I also knew the Onion Girl had something going on with herself, and it was something I knew I was ill-prepared to handle. Through no fault of her own, she revealed to me the limits of my empathy, and my willingness to take on the challenges of standing by someone – even someone I cared about very deeply – as they suffered through their internal turmoil.

To not be afraid of their inner demons, but to embrace them as your own and help them stand up against the evils of the world and from within their own mind, in whatever capacity they'll have you in their lives. And to recognize the rare and hallowed significance of that trust they've placed on you to be there.

I think I’ve finally learned those lessons. I just wish I would have learned sooner. It hurts beyond words to know that I failed such an important test... and every day since, with seemingly no possibility of ever seeing the Onion Girl again to try and, somehow, reset our history, I've faced two irrefutable truths.

Throughout what I've managed to turn into a moderately successful career as an aviation writer, I’ve written every word with the faint hope that just maybe, one day, the Onion Girl might read them and smile.

And, each and every day that has passed since seeing her for that last time in October 2005, my mind and heart have conspired to ensure that I will never forget what might be the biggest and most damning mistake of my life.
You arrogant asshole; you fucking coward. You know what she meant to you... And yet, look what you've done.

Friday, January 28, 2011

28 January


Five years ago today, I was asked by the publisher of Aero-News to write about where I was 20 years before. I suspect he asked me this, in part, to take my mind off where I was in the present.

On January 28, 2006 I was three days away from surgery to remove a cancerous tumor that had invaded my body.

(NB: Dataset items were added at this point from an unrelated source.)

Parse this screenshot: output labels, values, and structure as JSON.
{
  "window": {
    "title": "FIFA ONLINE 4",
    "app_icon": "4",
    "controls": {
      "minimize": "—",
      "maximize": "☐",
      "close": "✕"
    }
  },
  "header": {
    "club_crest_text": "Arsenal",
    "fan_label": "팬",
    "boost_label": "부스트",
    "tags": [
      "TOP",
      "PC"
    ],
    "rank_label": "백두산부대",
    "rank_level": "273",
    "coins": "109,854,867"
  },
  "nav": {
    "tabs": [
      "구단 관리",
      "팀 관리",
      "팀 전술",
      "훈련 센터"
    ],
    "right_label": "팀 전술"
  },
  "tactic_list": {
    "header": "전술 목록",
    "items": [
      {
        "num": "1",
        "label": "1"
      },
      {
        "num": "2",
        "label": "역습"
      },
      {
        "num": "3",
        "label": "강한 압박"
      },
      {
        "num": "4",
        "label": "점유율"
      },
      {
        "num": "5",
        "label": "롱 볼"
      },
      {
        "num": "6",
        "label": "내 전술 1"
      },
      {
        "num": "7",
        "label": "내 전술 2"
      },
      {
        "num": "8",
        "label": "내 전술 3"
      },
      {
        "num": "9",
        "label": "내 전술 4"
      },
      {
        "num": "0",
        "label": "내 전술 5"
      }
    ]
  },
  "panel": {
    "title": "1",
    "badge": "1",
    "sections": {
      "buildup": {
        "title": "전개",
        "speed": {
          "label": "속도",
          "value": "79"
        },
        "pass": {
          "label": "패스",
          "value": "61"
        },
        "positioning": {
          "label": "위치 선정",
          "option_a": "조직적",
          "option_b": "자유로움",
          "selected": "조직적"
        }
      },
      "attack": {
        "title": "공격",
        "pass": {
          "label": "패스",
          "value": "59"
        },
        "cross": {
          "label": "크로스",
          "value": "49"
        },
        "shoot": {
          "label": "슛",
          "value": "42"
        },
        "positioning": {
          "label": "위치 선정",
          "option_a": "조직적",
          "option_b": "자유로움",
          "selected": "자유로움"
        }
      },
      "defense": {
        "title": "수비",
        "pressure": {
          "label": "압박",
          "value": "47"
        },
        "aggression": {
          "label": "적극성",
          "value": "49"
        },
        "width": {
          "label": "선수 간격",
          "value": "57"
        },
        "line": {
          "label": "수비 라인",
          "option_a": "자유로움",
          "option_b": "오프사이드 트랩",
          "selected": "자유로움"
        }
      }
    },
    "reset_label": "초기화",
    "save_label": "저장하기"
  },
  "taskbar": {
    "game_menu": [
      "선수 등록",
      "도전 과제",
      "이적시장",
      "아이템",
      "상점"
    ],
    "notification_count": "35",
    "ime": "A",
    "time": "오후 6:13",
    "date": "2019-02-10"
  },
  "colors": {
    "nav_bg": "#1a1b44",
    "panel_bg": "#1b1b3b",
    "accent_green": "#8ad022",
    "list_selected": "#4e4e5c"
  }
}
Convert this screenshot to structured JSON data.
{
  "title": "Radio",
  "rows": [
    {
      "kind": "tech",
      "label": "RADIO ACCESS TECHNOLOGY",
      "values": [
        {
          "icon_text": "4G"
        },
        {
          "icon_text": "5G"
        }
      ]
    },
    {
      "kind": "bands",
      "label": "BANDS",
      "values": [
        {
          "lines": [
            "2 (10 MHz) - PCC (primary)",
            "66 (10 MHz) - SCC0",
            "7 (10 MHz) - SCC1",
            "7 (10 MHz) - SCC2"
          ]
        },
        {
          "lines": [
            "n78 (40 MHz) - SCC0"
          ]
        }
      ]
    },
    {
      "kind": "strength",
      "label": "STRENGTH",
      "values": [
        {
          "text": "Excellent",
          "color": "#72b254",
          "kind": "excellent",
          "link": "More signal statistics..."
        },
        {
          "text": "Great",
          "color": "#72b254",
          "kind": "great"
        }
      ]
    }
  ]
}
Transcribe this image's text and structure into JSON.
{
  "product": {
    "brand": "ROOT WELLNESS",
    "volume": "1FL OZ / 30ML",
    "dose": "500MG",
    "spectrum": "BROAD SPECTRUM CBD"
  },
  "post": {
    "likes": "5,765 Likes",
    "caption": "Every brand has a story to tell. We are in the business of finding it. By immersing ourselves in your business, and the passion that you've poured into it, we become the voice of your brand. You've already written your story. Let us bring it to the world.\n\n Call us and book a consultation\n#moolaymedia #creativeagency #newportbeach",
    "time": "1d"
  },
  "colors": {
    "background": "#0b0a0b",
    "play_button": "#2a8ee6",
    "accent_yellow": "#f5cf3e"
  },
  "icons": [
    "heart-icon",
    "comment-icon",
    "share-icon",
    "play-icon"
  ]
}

In between panic attacks, and readying the apartment for my Mom's upcoming (and open-ended) visit, I sat at my computer on a balmy Saturday morning in Dallas, and put together 1,000 words on what I was doing the morning of January 28, 1986... the day we lost the Space Shuttle Challenger.

The resulting op-ed is hardly my best piece of writing. Looking at it now I realize how awkward the transition is from eulogizing the lost crew of STS-51-L, to chastising NASA for allowing much of the same complacency that doomed Challenger to claim another seven lives just over 17 years later. I also see the anger behind my words, the clear resentment I felt on the realization how fates may cruelly turn in an instant. As petty and self-involved as that is, of course I wasn't thinking solely of the lost spacefarers.

"It was the day I first learned that, yes, the sky can fall." That line I'm proud of. The rest, meh. The article ends on a snarky and self-righteous note I'm not particularly proud of, though I think the message still comes through (and, thankfully, seems to have been heeded by NASA based on its cautious but successful performance for the subsequent five years.) Thanks to my state of mind at the time and the rushed nature of the piece on a whole, I even manage to incorrectly ascribe the subsequent loss of Columbia to the wrong year...

Still, overall, it's articles like this one I still look back to, and note with some small sense of accomplishment... because I still vividly remember where both the space agency and I were, five years ago today.